Ce qui est proche de la Terre à l’échelle du cosmos peut être infiniment loin à l’échelle de l’humanité. Proxima Centauri b, qui est l’exoplanète habitable la plus proche de nous, constitue un exemple frappant.

Trouver l’exoplanète habitable la plus proche de la Terre est une chose. Parvenir à s’y rendre en est une autre. Car à l’échelle de l’immensité cosmique, les échelles de distance prennent vite des dimensions colossales. À tel point que les décrire avec des kilomètres n’a plus aucun sens au-delà d’un certain seuil : il vaut mieux parler en années-lumière.

Aujourd’hui, c’est Proxima Centauri b qui est l’exoplanète la plus proche de la Terre. Elle se trouve à 4,37 années-lumière de la planète bleue. Surtout, elle est située dans la zone habitable de son système stellaire. Il s’agit d’un endroit se trouvant à une certaine distance de l’étoile (ici, Proxima Centauri), dans lequel une vie extraterrestre serait susceptible d’émerger.

Découverte en 2016, Proxima Centauri b demeure pourtant toujours mystérieuse. On la suppose tellurique (comme Mercure, Vénus, la Terre et Mars). Elle pourrait avoir de l’eau liquide en surface. Sa masse est un peu plus élevée (1,3 fois la Terre). Elle n’aurait en revanche pas de cycle jour / nuit. Elle est parfois suspectée d’être même « hautement habitable ».

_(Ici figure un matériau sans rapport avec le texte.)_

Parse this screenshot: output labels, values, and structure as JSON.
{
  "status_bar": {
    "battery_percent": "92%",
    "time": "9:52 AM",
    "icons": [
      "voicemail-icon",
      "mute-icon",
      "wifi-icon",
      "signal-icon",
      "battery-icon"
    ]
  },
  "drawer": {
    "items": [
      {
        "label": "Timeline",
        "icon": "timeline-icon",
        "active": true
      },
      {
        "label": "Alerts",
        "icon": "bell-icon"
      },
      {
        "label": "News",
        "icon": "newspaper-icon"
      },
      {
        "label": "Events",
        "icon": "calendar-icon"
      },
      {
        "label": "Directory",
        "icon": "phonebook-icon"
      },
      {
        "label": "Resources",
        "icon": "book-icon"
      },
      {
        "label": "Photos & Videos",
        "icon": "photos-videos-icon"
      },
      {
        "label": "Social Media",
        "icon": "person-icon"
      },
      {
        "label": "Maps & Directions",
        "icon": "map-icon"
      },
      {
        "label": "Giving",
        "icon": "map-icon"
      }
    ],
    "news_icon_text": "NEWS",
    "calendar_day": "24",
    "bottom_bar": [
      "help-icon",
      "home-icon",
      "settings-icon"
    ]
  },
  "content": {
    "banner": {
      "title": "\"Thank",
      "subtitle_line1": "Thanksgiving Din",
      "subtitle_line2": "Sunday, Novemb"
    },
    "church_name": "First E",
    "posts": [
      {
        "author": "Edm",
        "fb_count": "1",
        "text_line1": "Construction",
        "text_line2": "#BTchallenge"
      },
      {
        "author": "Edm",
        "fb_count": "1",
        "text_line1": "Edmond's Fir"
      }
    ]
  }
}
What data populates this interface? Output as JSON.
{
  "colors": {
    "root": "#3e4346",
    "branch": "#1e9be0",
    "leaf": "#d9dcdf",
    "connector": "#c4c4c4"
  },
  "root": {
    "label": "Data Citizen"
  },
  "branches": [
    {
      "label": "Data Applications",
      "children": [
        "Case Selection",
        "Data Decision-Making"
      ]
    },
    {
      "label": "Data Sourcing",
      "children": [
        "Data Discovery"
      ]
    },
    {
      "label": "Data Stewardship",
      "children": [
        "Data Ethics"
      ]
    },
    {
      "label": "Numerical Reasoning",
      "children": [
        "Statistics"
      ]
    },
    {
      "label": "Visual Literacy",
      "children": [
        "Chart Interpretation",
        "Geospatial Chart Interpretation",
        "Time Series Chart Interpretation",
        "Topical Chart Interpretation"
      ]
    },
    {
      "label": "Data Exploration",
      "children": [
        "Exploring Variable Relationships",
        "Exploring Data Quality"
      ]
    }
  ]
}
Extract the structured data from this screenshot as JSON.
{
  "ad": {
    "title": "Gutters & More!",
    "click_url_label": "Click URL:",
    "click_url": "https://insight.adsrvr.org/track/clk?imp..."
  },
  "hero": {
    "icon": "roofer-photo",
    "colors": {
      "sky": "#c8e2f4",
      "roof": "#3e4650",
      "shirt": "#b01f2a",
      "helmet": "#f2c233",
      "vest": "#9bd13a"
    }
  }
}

Proxima Centauri, vue d'artiste. // Source : ESO/L. Calçada
Proxima Centauri, vue d’artiste. // Source : ESO/L. Calçada

Cette description, faite par le site The Space Academy, en reprenant une publication de Live Science, a fait l’objet d’un commentaire sans doute ironique d’Elon Musk, le 12 juin. Sur Twitter, il a répondu que Proxima Centauri b était « quasi la portée à côté ». Ce qui est vrai à l’échelle de tout l’Univers. Mais c’est moins vrai si l’on s’en tient à ce que peut faire l’humanité.

Rien ne va plus vite que la lumière, qui file dans le vide spatial à presque 300 000 kilomètres par seconde (précisément : 299 792 458 mètres par seconde). Pourtant, même à cette vitesse extrême, les photons mettent du temps à voyager. Il leur faut plus de quatre ans pour traverser l’espace entre Proxima Centauri b et la Terre. Et c’est pourtant l’exoplanète la plus proche de nous.

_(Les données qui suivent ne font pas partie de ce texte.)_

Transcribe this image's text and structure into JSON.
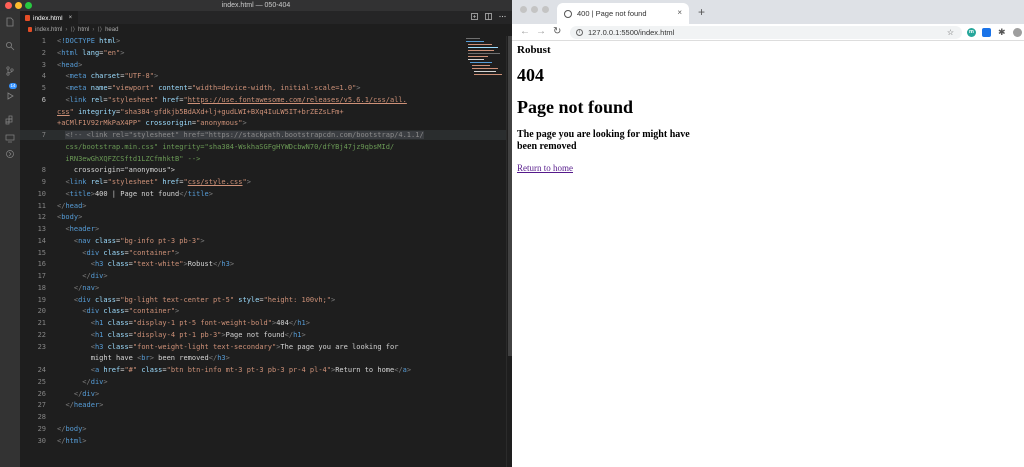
{
  "vscode": {
    "window_title": "index.html — 050-404",
    "tab_label": "index.html",
    "tab_close": "×",
    "breadcrumb": [
      "index.html",
      "html",
      "head"
    ],
    "code_lines": [
      {
        "n": "1",
        "segments": [
          [
            "t",
            "<"
          ],
          [
            "tn",
            "!DOCTYPE"
          ],
          [
            "tx",
            " "
          ],
          [
            "an",
            "html"
          ],
          [
            "t",
            ">"
          ]
        ]
      },
      {
        "n": "2",
        "segments": [
          [
            "t",
            "<"
          ],
          [
            "tn",
            "html"
          ],
          [
            "tx",
            " "
          ],
          [
            "an",
            "lang"
          ],
          [
            "tx",
            "="
          ],
          [
            "av",
            "\"en\""
          ],
          [
            "t",
            ">"
          ]
        ]
      },
      {
        "n": "3",
        "segments": [
          [
            "t",
            "<"
          ],
          [
            "tn",
            "head"
          ],
          [
            "t",
            ">"
          ]
        ]
      },
      {
        "n": "4",
        "segments": [
          [
            "tx",
            "  "
          ],
          [
            "t",
            "<"
          ],
          [
            "tn",
            "meta"
          ],
          [
            "tx",
            " "
          ],
          [
            "an",
            "charset"
          ],
          [
            "tx",
            "="
          ],
          [
            "av",
            "\"UTF-8\""
          ],
          [
            "t",
            ">"
          ]
        ]
      },
      {
        "n": "5",
        "segments": [
          [
            "tx",
            "  "
          ],
          [
            "t",
            "<"
          ],
          [
            "tn",
            "meta"
          ],
          [
            "tx",
            " "
          ],
          [
            "an",
            "name"
          ],
          [
            "tx",
            "="
          ],
          [
            "av",
            "\"viewport\""
          ],
          [
            "tx",
            " "
          ],
          [
            "an",
            "content"
          ],
          [
            "tx",
            "="
          ],
          [
            "av",
            "\"width=device-width, initial-scale=1.0\""
          ],
          [
            "t",
            ">"
          ]
        ]
      },
      {
        "n": "6",
        "segments": [
          [
            "tx",
            "  "
          ],
          [
            "t",
            "<"
          ],
          [
            "tn",
            "link"
          ],
          [
            "tx",
            " "
          ],
          [
            "an",
            "rel"
          ],
          [
            "tx",
            "="
          ],
          [
            "av",
            "\"stylesheet\""
          ],
          [
            "tx",
            " "
          ],
          [
            "an",
            "href"
          ],
          [
            "tx",
            "="
          ],
          [
            "av",
            "\""
          ],
          [
            "avu",
            "https://use.fontawesome.com/releases/v5.6.1/css/all."
          ]
        ]
      },
      {
        "n": "",
        "segments": [
          [
            "avu",
            "css"
          ],
          [
            "av",
            "\""
          ],
          [
            "tx",
            " "
          ],
          [
            "an",
            "integrity"
          ],
          [
            "tx",
            "="
          ],
          [
            "av",
            "\"sha384-gfdkjb5BdAXd+lj+gudLWI+BXq4IuLW5IT+brZEZsLFm+"
          ]
        ]
      },
      {
        "n": "",
        "segments": [
          [
            "av",
            "+aCMlF1V92rMkPaX4PP\""
          ],
          [
            "tx",
            " "
          ],
          [
            "an",
            "crossorigin"
          ],
          [
            "tx",
            "="
          ],
          [
            "av",
            "\"anonymous\""
          ],
          [
            "t",
            ">"
          ]
        ]
      },
      {
        "n": "7",
        "hl": true,
        "segments": [
          [
            "tx",
            "  "
          ],
          [
            "cmbg",
            "<!-- <link rel=\"stylesheet\" href=\"https://stackpath.bootstrapcdn.com/bootstrap/4.1.1/"
          ]
        ]
      },
      {
        "n": "",
        "segments": [
          [
            "cmg",
            "  css/bootstrap.min.css\" integrity=\"sha384-WskhaSGFgHYWDcbwN70/dfYBj47jz9qbsMId/"
          ]
        ]
      },
      {
        "n": "",
        "segments": [
          [
            "cmg",
            "  iRN3ewGhXQFZCSftd1LZCfmhktB\" -->"
          ]
        ]
      },
      {
        "n": "8",
        "segments": [
          [
            "tx",
            "    crossorigin=\"anonymous\">"
          ]
        ]
      },
      {
        "n": "9",
        "segments": [
          [
            "tx",
            "  "
          ],
          [
            "t",
            "<"
          ],
          [
            "tn",
            "link"
          ],
          [
            "tx",
            " "
          ],
          [
            "an",
            "rel"
          ],
          [
            "tx",
            "="
          ],
          [
            "av",
            "\"stylesheet\""
          ],
          [
            "tx",
            " "
          ],
          [
            "an",
            "href"
          ],
          [
            "tx",
            "="
          ],
          [
            "av",
            "\""
          ],
          [
            "avu",
            "css/style.css"
          ],
          [
            "av",
            "\""
          ],
          [
            "t",
            ">"
          ]
        ]
      },
      {
        "n": "10",
        "segments": [
          [
            "tx",
            "  "
          ],
          [
            "t",
            "<"
          ],
          [
            "tn",
            "title"
          ],
          [
            "t",
            ">"
          ],
          [
            "tx",
            "400 | Page not found"
          ],
          [
            "t",
            "</"
          ],
          [
            "tn",
            "title"
          ],
          [
            "t",
            ">"
          ]
        ]
      },
      {
        "n": "11",
        "segments": [
          [
            "t",
            "</"
          ],
          [
            "tn",
            "head"
          ],
          [
            "t",
            ">"
          ]
        ]
      },
      {
        "n": "12",
        "segments": [
          [
            "t",
            "<"
          ],
          [
            "tn",
            "body"
          ],
          [
            "t",
            ">"
          ]
        ]
      },
      {
        "n": "13",
        "segments": [
          [
            "tx",
            "  "
          ],
          [
            "t",
            "<"
          ],
          [
            "tn",
            "header"
          ],
          [
            "t",
            ">"
          ]
        ]
      },
      {
        "n": "14",
        "segments": [
          [
            "tx",
            "    "
          ],
          [
            "t",
            "<"
          ],
          [
            "tn",
            "nav"
          ],
          [
            "tx",
            " "
          ],
          [
            "an",
            "class"
          ],
          [
            "tx",
            "="
          ],
          [
            "av",
            "\"bg-info pt-3 pb-3\""
          ],
          [
            "t",
            ">"
          ]
        ]
      },
      {
        "n": "15",
        "segments": [
          [
            "tx",
            "      "
          ],
          [
            "t",
            "<"
          ],
          [
            "tn",
            "div"
          ],
          [
            "tx",
            " "
          ],
          [
            "an",
            "class"
          ],
          [
            "tx",
            "="
          ],
          [
            "av",
            "\"container\""
          ],
          [
            "t",
            ">"
          ]
        ]
      },
      {
        "n": "16",
        "segments": [
          [
            "tx",
            "        "
          ],
          [
            "t",
            "<"
          ],
          [
            "tn",
            "h3"
          ],
          [
            "tx",
            " "
          ],
          [
            "an",
            "class"
          ],
          [
            "tx",
            "="
          ],
          [
            "av",
            "\"text-white\""
          ],
          [
            "t",
            ">"
          ],
          [
            "tx",
            "Robust"
          ],
          [
            "t",
            "</"
          ],
          [
            "tn",
            "h3"
          ],
          [
            "t",
            ">"
          ]
        ]
      },
      {
        "n": "17",
        "segments": [
          [
            "tx",
            "      "
          ],
          [
            "t",
            "</"
          ],
          [
            "tn",
            "div"
          ],
          [
            "t",
            ">"
          ]
        ]
      },
      {
        "n": "18",
        "segments": [
          [
            "tx",
            "    "
          ],
          [
            "t",
            "</"
          ],
          [
            "tn",
            "nav"
          ],
          [
            "t",
            ">"
          ]
        ]
      },
      {
        "n": "19",
        "segments": [
          [
            "tx",
            "    "
          ],
          [
            "t",
            "<"
          ],
          [
            "tn",
            "div"
          ],
          [
            "tx",
            " "
          ],
          [
            "an",
            "class"
          ],
          [
            "tx",
            "="
          ],
          [
            "av",
            "\"bg-light text-center pt-5\""
          ],
          [
            "tx",
            " "
          ],
          [
            "an",
            "style"
          ],
          [
            "tx",
            "="
          ],
          [
            "av",
            "\"height: 100vh;\""
          ],
          [
            "t",
            ">"
          ]
        ]
      },
      {
        "n": "20",
        "segments": [
          [
            "tx",
            "      "
          ],
          [
            "t",
            "<"
          ],
          [
            "tn",
            "div"
          ],
          [
            "tx",
            " "
          ],
          [
            "an",
            "class"
          ],
          [
            "tx",
            "="
          ],
          [
            "av",
            "\"container\""
          ],
          [
            "t",
            ">"
          ]
        ]
      },
      {
        "n": "21",
        "segments": [
          [
            "tx",
            "        "
          ],
          [
            "t",
            "<"
          ],
          [
            "tn",
            "h1"
          ],
          [
            "tx",
            " "
          ],
          [
            "an",
            "class"
          ],
          [
            "tx",
            "="
          ],
          [
            "av",
            "\"display-1 pt-5 font-weight-bold\""
          ],
          [
            "t",
            ">"
          ],
          [
            "tx",
            "404"
          ],
          [
            "t",
            "</"
          ],
          [
            "tn",
            "h1"
          ],
          [
            "t",
            ">"
          ]
        ]
      },
      {
        "n": "22",
        "segments": [
          [
            "tx",
            "        "
          ],
          [
            "t",
            "<"
          ],
          [
            "tn",
            "h1"
          ],
          [
            "tx",
            " "
          ],
          [
            "an",
            "class"
          ],
          [
            "tx",
            "="
          ],
          [
            "av",
            "\"display-4 pt-1 pb-3\""
          ],
          [
            "t",
            ">"
          ],
          [
            "tx",
            "Page not found"
          ],
          [
            "t",
            "</"
          ],
          [
            "tn",
            "h1"
          ],
          [
            "t",
            ">"
          ]
        ]
      },
      {
        "n": "23",
        "segments": [
          [
            "tx",
            "        "
          ],
          [
            "t",
            "<"
          ],
          [
            "tn",
            "h3"
          ],
          [
            "tx",
            " "
          ],
          [
            "an",
            "class"
          ],
          [
            "tx",
            "="
          ],
          [
            "av",
            "\"font-weight-light text-secondary\""
          ],
          [
            "t",
            ">"
          ],
          [
            "tx",
            "The page you are looking for"
          ]
        ]
      },
      {
        "n": "",
        "segments": [
          [
            "tx",
            "        might have "
          ],
          [
            "t",
            "<"
          ],
          [
            "tn",
            "br"
          ],
          [
            "t",
            ">"
          ],
          [
            "tx",
            " been removed"
          ],
          [
            "t",
            "</"
          ],
          [
            "tn",
            "h3"
          ],
          [
            "t",
            ">"
          ]
        ]
      },
      {
        "n": "24",
        "segments": [
          [
            "tx",
            "        "
          ],
          [
            "t",
            "<"
          ],
          [
            "tn",
            "a"
          ],
          [
            "tx",
            " "
          ],
          [
            "an",
            "href"
          ],
          [
            "tx",
            "="
          ],
          [
            "av",
            "\"#\""
          ],
          [
            "tx",
            " "
          ],
          [
            "an",
            "class"
          ],
          [
            "tx",
            "="
          ],
          [
            "av",
            "\"btn btn-info mt-3 pt-3 pb-3 pr-4 pl-4\""
          ],
          [
            "t",
            ">"
          ],
          [
            "tx",
            "Return to home"
          ],
          [
            "t",
            "</"
          ],
          [
            "tn",
            "a"
          ],
          [
            "t",
            ">"
          ]
        ]
      },
      {
        "n": "25",
        "segments": [
          [
            "tx",
            "      "
          ],
          [
            "t",
            "</"
          ],
          [
            "tn",
            "div"
          ],
          [
            "t",
            ">"
          ]
        ]
      },
      {
        "n": "26",
        "segments": [
          [
            "tx",
            "    "
          ],
          [
            "t",
            "</"
          ],
          [
            "tn",
            "div"
          ],
          [
            "t",
            ">"
          ]
        ]
      },
      {
        "n": "27",
        "segments": [
          [
            "tx",
            "  "
          ],
          [
            "t",
            "</"
          ],
          [
            "tn",
            "header"
          ],
          [
            "t",
            ">"
          ]
        ]
      },
      {
        "n": "28",
        "segments": [
          [
            "tx",
            ""
          ]
        ]
      },
      {
        "n": "29",
        "segments": [
          [
            "t",
            "</"
          ],
          [
            "tn",
            "body"
          ],
          [
            "t",
            ">"
          ]
        ]
      },
      {
        "n": "30",
        "segments": [
          [
            "t",
            "</"
          ],
          [
            "tn",
            "html"
          ],
          [
            "t",
            ">"
          ]
        ]
      }
    ],
    "source_control_badge": "14"
  },
  "chrome": {
    "tab_title": "400 | Page not found",
    "tab_close": "×",
    "new_tab": "+",
    "nav": {
      "back": "←",
      "forward": "→",
      "reload": "↻"
    },
    "address": "127.0.0.1:5500/index.html",
    "star": "☆",
    "ext_m_label": "m",
    "page": {
      "brand": "Robust",
      "code": "404",
      "heading": "Page not found",
      "message_line1": "The page you are looking for might have",
      "message_line2": "been removed",
      "link": "Return to home"
    }
  }
}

Même la lumière met du temps pour traverser le cosmos

Pourrait-on tenter un voyage intersidéral de 4,37 ans pour rejoindre l’exoplanète ? C’est oublier que l’humanité est incapable d’approcher cette allure. On en est même ridiculement loin : le vaisseau spatial qui se déplace le plus rapidement est la sonde solaire Parker de la NASA. Son allure ? 535 000 km/h, soit aux alentours des 148 km/s.

C’est une allure très rapide, obtenue grâce aux orbites autour du Soleil. Mais c’est un pouillème de la vitesse de la lumière : Parker n’a atteint « que » 0,05 % de la vitesse de la lumière. Et celle-ci, répétons-le, met déjà plus de quatre ans à faire la liaison Terre — Proxima Centauri b. À la vitesse de Parker, le voyage prendrait des millénaires. Et on ne parle ici que du voyage aller. Comptez le double si vous voulez rentrer.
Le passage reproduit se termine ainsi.